Parameswara's boys won that fight handily. When they were finished, and it only took a matter of minutes, three of their foes boats were burning on the haze-covered water. The boats themselves were draped with hacked and shot bodies, the blood that collected in the scuppers beginning to steam from the heat.
It's a terrible waste of good seacraft, Parameswara mourned.
Worse, though, was that the fight, while desperate in places, had overall gone too easily and ended too quickly. Their blood up, Parameswara's men hastily forced a landing and began an assault into the village from which their fellow Malay pirates had come. There, the massacre became general with the assaulting pirates shooting or hacking down old men, women, children and even the dogs and pigs of the place.
It was only with the greatest difficulty, and only after the huts were already burning, that the pirate chieftain and al Naquib were able to bring the men to order. By that time, there was nothing left but fifty or so women and children, most of them already raped at least once, remaining. The survivors wept, some of them. Others stood in shock. Parameswara was shocked himself.
"It was so damned unnecessary," he cursed at no one in particular.
"I'm not so sure," said al Naquib, who was rapidly picking up the local lingo. "We had already, maybe, made as much peaceful progress as we could. Didn't you pick your early conquests based on how likely they would be to fold without having to fight or massacre? Didn't you push the ones most likely to resist to the back of the list? Was not this group one you thought might put up a fight anyway?"

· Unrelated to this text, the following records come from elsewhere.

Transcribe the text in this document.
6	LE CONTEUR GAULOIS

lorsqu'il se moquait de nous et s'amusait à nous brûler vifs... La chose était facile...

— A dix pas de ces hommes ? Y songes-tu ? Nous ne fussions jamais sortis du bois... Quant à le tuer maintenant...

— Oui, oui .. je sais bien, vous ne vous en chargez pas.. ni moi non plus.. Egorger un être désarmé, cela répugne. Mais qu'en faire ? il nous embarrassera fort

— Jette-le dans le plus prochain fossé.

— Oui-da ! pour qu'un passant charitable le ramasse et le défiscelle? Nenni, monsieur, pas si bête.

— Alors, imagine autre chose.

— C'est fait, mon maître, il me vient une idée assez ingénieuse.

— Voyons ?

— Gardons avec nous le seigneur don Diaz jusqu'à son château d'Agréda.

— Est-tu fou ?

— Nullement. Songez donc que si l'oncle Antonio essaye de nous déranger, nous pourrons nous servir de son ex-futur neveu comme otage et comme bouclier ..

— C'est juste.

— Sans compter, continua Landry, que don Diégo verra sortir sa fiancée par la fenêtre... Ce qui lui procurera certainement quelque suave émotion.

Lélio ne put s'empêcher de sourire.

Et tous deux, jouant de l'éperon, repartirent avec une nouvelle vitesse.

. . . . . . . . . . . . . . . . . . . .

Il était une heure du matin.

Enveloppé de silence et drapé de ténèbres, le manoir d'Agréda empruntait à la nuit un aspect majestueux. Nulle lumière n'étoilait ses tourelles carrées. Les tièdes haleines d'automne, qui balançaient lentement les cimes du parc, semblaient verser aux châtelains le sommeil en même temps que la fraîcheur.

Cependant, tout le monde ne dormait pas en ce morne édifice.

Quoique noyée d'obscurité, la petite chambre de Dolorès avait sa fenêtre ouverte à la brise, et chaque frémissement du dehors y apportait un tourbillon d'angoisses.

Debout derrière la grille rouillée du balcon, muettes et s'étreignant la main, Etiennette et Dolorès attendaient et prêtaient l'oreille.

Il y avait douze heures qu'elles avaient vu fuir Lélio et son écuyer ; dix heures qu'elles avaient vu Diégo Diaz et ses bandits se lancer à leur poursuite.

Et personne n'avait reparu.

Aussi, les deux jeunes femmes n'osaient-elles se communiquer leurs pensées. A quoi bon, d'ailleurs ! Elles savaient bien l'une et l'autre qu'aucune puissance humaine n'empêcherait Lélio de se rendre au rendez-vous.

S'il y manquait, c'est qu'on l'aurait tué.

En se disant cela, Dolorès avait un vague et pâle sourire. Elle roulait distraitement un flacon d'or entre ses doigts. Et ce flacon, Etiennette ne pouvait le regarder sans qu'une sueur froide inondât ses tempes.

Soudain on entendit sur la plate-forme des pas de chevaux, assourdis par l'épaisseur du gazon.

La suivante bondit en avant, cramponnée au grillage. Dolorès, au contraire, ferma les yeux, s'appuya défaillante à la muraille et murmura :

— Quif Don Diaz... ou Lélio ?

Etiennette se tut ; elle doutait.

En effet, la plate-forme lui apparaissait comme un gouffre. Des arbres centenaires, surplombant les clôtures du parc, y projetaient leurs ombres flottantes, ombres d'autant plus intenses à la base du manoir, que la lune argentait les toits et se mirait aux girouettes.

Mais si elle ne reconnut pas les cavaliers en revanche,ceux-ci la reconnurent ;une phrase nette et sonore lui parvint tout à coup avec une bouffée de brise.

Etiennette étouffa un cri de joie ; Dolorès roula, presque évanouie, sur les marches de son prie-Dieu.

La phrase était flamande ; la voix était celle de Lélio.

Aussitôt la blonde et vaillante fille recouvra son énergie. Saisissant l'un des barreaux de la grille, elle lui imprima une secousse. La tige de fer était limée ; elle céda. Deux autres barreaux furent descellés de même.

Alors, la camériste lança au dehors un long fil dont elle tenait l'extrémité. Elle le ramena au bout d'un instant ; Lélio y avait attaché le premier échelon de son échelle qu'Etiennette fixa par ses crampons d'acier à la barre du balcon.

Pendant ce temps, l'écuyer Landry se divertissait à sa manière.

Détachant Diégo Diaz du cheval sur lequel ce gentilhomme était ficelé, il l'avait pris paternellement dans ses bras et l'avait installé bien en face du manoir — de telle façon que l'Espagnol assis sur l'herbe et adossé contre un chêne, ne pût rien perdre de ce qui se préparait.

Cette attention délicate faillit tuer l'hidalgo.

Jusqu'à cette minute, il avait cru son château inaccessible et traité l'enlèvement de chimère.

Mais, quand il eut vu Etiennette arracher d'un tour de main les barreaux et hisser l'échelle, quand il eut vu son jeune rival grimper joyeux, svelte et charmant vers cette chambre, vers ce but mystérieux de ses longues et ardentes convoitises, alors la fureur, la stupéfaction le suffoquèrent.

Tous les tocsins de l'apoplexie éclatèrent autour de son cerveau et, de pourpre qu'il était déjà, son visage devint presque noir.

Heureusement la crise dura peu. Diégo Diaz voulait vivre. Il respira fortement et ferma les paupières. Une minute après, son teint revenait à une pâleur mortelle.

Parameswara shrugged. It was true but . . .
"Well they did. And they've paid for it. Now there are just about enough survivors to spread the word: If you resist the great new pirate king, Parameswara, all you will earn is death. So let's let these go with nothing but the clothes on their backs, their eyes to weep with and their tongues to spread the word."
* * *
Within a fortnight, the first chief of the still independent pirate bands along either side of the Nicobar Straits arrived at Parameswara's newly fortified coastal town to offer his allegiance to the new paramount chief.